According to calculations by the comparison portal Verivox, electricity prices for private customers are already at an all-time high.
At the beginning of September, a model household with an annual consumption of 4,000 kilowatt hours had to pay an average of 30.54 cents per kilowatt hour - more than ever before.
Natural gas has increased in price for end consumers by an average of almost twelve percent since the New Year.
Price changes are usually made at the turn of the year.
Wholesale price has increased tenfold
The unusually early rise in prices is the result of price jumps on Europe's wholesale markets.

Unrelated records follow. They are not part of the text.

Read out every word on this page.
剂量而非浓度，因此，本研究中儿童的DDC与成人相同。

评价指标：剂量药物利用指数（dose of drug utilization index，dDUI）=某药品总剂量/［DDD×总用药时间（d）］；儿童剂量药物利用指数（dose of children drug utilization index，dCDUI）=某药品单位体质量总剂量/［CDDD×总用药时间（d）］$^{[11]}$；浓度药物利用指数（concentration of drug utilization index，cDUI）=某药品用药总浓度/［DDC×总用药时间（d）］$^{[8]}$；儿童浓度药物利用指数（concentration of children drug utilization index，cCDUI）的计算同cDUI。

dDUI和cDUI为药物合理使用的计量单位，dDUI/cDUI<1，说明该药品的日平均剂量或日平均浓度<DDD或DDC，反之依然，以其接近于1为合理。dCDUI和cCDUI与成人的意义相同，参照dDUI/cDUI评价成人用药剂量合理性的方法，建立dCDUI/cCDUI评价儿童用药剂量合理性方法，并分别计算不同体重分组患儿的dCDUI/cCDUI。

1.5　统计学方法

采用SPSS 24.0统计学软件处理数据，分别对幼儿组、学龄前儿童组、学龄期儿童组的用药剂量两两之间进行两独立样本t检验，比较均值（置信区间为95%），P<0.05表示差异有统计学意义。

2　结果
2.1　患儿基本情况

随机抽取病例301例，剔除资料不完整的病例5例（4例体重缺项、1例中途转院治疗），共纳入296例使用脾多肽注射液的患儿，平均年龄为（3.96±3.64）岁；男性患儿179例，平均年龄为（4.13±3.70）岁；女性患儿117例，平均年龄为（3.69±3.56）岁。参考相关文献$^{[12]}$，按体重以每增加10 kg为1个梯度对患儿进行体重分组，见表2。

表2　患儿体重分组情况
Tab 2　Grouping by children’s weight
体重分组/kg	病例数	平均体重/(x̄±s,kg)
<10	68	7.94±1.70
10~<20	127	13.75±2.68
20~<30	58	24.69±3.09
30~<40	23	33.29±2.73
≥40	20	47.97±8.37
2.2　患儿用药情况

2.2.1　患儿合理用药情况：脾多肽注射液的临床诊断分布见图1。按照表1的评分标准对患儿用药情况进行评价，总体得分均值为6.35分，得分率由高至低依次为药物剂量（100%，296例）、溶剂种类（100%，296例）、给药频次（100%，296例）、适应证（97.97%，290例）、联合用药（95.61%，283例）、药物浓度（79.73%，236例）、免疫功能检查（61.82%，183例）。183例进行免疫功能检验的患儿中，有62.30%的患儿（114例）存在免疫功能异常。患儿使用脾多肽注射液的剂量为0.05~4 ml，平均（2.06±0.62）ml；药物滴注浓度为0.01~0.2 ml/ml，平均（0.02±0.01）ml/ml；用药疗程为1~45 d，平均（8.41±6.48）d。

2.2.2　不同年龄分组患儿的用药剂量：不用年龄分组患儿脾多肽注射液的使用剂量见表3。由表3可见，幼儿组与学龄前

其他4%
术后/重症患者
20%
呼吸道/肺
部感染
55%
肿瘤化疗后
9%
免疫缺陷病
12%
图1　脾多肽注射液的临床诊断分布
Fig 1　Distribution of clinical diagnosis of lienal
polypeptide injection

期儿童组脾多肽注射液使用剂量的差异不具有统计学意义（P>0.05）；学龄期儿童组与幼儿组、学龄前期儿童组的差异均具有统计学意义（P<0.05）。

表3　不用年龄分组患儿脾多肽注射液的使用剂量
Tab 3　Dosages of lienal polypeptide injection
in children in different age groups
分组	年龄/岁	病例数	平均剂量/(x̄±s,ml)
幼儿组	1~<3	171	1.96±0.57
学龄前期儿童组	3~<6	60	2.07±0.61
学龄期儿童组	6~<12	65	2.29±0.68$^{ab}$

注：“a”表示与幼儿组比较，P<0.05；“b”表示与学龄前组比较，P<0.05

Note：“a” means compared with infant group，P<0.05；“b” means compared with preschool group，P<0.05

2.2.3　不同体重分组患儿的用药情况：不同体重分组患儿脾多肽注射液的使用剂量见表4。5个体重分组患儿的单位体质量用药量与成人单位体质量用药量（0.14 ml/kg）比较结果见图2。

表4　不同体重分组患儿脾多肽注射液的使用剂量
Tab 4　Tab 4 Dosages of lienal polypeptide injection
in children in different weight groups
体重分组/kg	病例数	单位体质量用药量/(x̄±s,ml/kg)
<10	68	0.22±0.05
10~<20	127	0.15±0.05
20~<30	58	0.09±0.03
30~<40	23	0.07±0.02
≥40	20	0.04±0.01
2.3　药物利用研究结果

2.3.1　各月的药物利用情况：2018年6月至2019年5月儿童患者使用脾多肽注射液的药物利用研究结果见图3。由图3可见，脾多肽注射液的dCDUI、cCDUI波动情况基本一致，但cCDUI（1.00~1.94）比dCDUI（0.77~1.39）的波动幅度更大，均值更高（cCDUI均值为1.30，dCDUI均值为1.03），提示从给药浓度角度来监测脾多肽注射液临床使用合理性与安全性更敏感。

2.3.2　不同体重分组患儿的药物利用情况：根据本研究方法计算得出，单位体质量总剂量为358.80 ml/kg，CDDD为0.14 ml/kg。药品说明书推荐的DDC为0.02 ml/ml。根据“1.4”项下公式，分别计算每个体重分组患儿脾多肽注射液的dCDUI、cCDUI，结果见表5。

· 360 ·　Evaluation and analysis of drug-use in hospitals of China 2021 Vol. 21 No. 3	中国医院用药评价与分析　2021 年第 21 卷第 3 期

Base load electricity on the Leipzig energy exchange EEX currently costs more than 90 euros per megawatt hour, more than twice as much as in summer 2020. Natural gas is around ten times as expensive on the Dutch reference market TTF.
The extreme price increase on the gas market is primarily the result of concerns about bottlenecks in winter.

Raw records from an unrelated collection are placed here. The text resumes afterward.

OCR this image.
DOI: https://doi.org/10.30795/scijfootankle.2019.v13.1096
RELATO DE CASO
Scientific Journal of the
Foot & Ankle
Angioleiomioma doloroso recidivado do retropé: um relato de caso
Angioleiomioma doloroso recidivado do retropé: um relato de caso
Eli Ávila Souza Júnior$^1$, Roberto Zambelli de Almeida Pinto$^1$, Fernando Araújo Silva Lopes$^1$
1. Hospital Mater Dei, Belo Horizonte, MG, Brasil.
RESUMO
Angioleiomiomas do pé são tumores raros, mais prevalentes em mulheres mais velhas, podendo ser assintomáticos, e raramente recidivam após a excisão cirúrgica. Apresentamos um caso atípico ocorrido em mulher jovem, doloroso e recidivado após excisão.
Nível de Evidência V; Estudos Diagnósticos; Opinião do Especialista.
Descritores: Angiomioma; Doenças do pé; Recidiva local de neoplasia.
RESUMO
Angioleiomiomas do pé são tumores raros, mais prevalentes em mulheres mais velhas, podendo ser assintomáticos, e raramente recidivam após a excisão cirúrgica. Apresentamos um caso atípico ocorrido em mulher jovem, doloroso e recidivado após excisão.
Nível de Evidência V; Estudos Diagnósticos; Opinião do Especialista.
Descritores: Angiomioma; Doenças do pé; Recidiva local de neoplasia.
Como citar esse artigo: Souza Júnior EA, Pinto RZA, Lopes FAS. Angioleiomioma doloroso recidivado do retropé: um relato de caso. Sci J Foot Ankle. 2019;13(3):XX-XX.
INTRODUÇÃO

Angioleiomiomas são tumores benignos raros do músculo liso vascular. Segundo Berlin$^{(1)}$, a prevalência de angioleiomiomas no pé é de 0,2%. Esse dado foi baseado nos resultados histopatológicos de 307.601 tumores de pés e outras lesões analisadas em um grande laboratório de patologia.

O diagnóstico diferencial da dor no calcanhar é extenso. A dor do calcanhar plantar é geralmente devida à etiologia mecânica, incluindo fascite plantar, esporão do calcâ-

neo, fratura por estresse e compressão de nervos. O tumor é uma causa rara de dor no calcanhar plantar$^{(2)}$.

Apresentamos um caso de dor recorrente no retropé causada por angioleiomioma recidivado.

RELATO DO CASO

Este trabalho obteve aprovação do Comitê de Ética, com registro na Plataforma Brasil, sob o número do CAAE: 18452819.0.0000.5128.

The natural gas storage facilities in Europe are less full than normally at this time of year, says Gerd Wölbling, purchasing manager at the Leipzig gas trading group VNG.
Since higher prices are paid for liquefied natural gas in Asia, only a few tankers make their way to Europe.
The Russian state-owned company Gazprom also fulfilled its contracts, but delivered less pipeline gas than expected.
Will Europe run out of gas in winter?
"On the one hand, this is due to the fact that they first filled up Russia's own storage facilities," says Wölbling.
"On the other hand, Gazprom has booked less capacity for lines through the Ukraine: transport via Nord Stream 2 will be more economical for them."
As soon as the controversial new Baltic Sea pipeline opens, Russia will deliver a lot of gas, says Wölbling.
In addition, there are still supplies in Ukraine.
He therefore does not expect bottlenecks in winter - "unless we get a long cold spell with little wind."
In addition to natural gas, hard coal has also risen massively in view of the high global demand.
And both fossil fuels are being used increasingly in German power plants again this year - as there is relatively little wind.
On top of that, EU emission rights have risen by more than 100 percent within a year.
All of this drives up the electricity price on the exchange.
"If wholesale prices stay at this level, we expect widespread tariff increases at the turn of the year," a Verivox spokesman told SPIEGEL: "for both electricity and gas."